Danielle Kotzias, 22, a classmate of Ms. Snelgrove, said, "The people who were supposed to protect us in that crowd, the police, used quote-unquote nonlethal weapons -- those nonlethal weapons killed my friend.''
The weapons were bought by the police department for the Democratic National Convention this summer but were not used then.
Compounding the typical, and predictable, irony of weapons bought to "protect us against terrorism" being used, in the event, not to protect us but to kill --literally -- our celebration and joy, this all took place just after midnight on October 22nd -- a day which since, 1996, has been an annual National Day of Protest to Stop Police Brutality, Repression, and the Criminalization of a Generation .
Here's what my mother, Marguerite Helen, wrote today from Massachusetts:
Link | Posted by Edward on Saturday, 23 October 2004, 21:50 ( 9:50 PM) | TrackBack (0)
On October 22, 2004, the Red Sox -- Boston's home baseball team, New England's home team -- won the American League pennant. They won amazingly, in the seventh game; in the fourth straight win after being down three; against the team regarded (at least, by Bostonians) as winning more than their share over the years. It caused not just celebration but an explosion of joy and exhilaration. It gave us both a respite and hope, in a time when the whole world is in the midst of despair and destruction and war. The pride and joy of the team and its fans are well deserved and cannot and should not ever be regarded as anything less.
Older folks, like us, waited, holding our breath, until after the last out, and then filled and clicked glasses in a small, celebratory toast. Younger folks spilled out into the streets, as young folks have always done, leaping and shouting and hugging and gloating. We saw them on our TV screen. And we saw a line of cops in ninja suits marching towards the happy crowd. We heard a shot. The camera instantly moved away.
A cop had fired "nonlethal, crowd-control ammunition" into the revelers. He had hit a 21-year-old woman, a local student and a local resident who had grown up in this Red Sox territory, and he had killed her.
Why were barriers not put around the spot on the street where she fell, so that mourners could come to pray; to leave flowers and notes? Why have the police commissioner, the officer in charge of that night's work, the policeperson who shot her, and anyone in between who might be held responsible not been fired? Why has the Massachusetts legislature not called for the resignation or impeachment of the mayor and the governor? (The commander-in-chief is ultimately responsible, just as George W. Bush is for Abu Ghraib.) Why did the police and the Red Sox not immediately offer an honor guard for the funeral of the victim? And why have not fans been asked by the Red Sox to wear black arm bands at the World Series games, as the players will?
None of these things have happened. Last night, we were shown a well dressed crowd of city and state officials, team owners and managers, and others considered to be at the top and the heart of the victory at what was described as an elegant party at the Kennedy Library. The Kennedy Library. Host to a celebration of an assassination.
The police commissioner announced that the police took "full responsibility". I don't think that is any comfort to Victoria Snelgrove's father, shown supported by others, tearfully holding up a picture of her and saying that among many other things she had always been such a Red Sox fan.
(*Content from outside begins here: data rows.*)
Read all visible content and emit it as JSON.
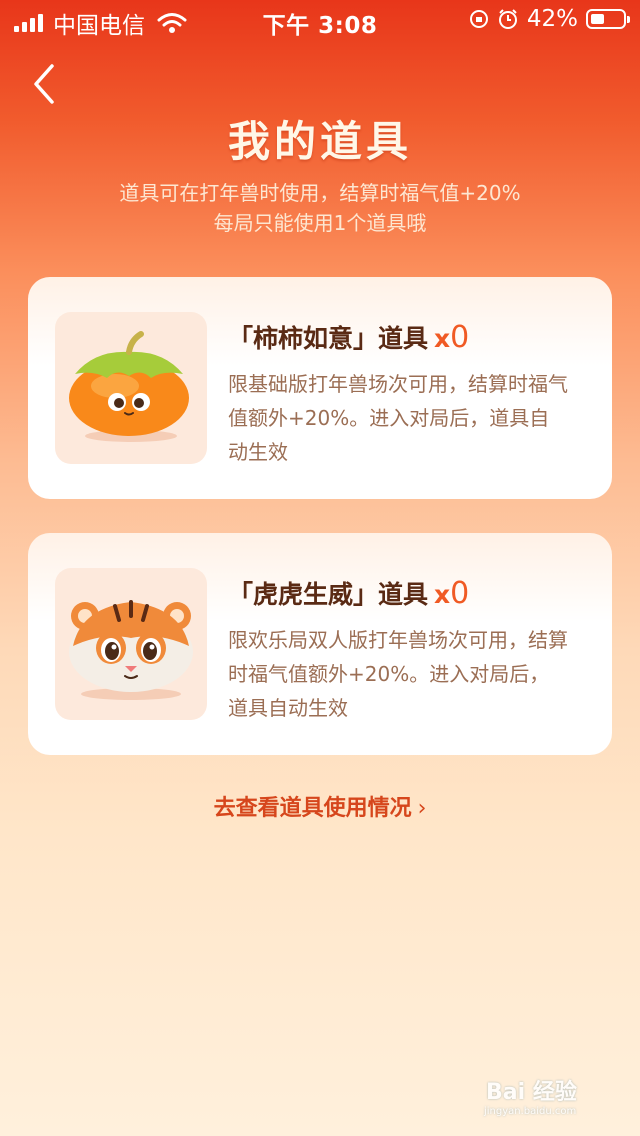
{
  "status_bar": {
    "carrier": "中国电信",
    "time": "下午 3:08",
    "battery": "42%",
    "battery_level": 0.42
  },
  "header": {
    "back_icon": "chevron-left-icon",
    "title": "我的道具",
    "subtitle_line1": "道具可在打年兽时使用，结算时福气值+20%",
    "subtitle_line2": "每局只能使用1个道具哦"
  },
  "items": [
    {
      "name_label": "「柿柿如意」道具",
      "x_label": "x",
      "count": "0",
      "icon": "persimmon-icon",
      "desc": "限基础版打年兽场次可用，结算时福气值额外+20%。进入对局后，道具自动生效"
    },
    {
      "name_label": "「虎虎生威」道具",
      "x_label": "x",
      "count": "0",
      "icon": "tiger-icon",
      "desc": "限欢乐局双人版打年兽场次可用，结算时福气值额外+20%。进入对局后，道具自动生效"
    }
  ],
  "footer": {
    "link_label": "去查看道具使用情况",
    "chevron": "›"
  },
  "watermark": {
    "text": "Bai 经验",
    "subtext": "jingyan.baidu.com"
  },
  "colors": {
    "accent": "#f05a24",
    "title_text": "#5a2a14",
    "desc_text": "#9b6e54",
    "link": "#d6461c"
  }
}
The mayor announced that there would be No Drinking during the World Series. Really? There were still liquor ads on the network between innings of the first Series game. People still have liquor in their houses if they want to drink. And had the cops been drinking before they went out, as they too often do, looking for a truly warlike riot?
Young people, especially, have always joined in sometimes raucous celebrations. It used to be called "sowing their wild oats". My father-in-law and his buddies liked to rock the trolley cars on which they rode to make them fall off the tracks. One night every spring, my husband and hordes of his fellow college students burst from their dorms and filled the streets. They held a "panty raid" at my school. (One year, one man actually got into a dorm and then didn't know what to do with himself). We threw underwear out the windows. I forgot that my piece had a laundry name tag on it, and I was told that it was tacked, with other such bounty, onto a bulletin board in a men's dorm. A few cops came and parked at the edges of the melee, just in case. Tales were told with glee, like that of one student casually leaning on a cop car, talking with a cop to distract him while others flattened the car's tires. Eventually, the students got it out of their systems and went back to their dorms and the cops left. No one was even attacked, much less shot at.
Bostonians cannot think and speak only of the warmth and excitement of their team's triumph. They must accept great shame. Not shame for the Red Sox or for their fans. Shame for the city. Shame for the cops, for all cops in this nation, and for those who order them to be trained for such acts of terrorism and to exercise them. Shame that we are not just an example of superlative playing and accomplishments but also of good, of support for each other and those who represent us. Shame for representing the real terrorists.
My son suggested that a win this year of the World Series by the Sox would be a special present for me, with my end-of-October birthday. It would be an unbeatable and unforgettable victory. A great gift. A sweet revenge for one who was at that fateful seventh game Series loss to the Cardinals too many years ago. I hope that it happens. If it does, I will relish it; if it does not, I will still rejoice in this year's pennant win.
But October 22nd? For victory and victim, a day always to remember.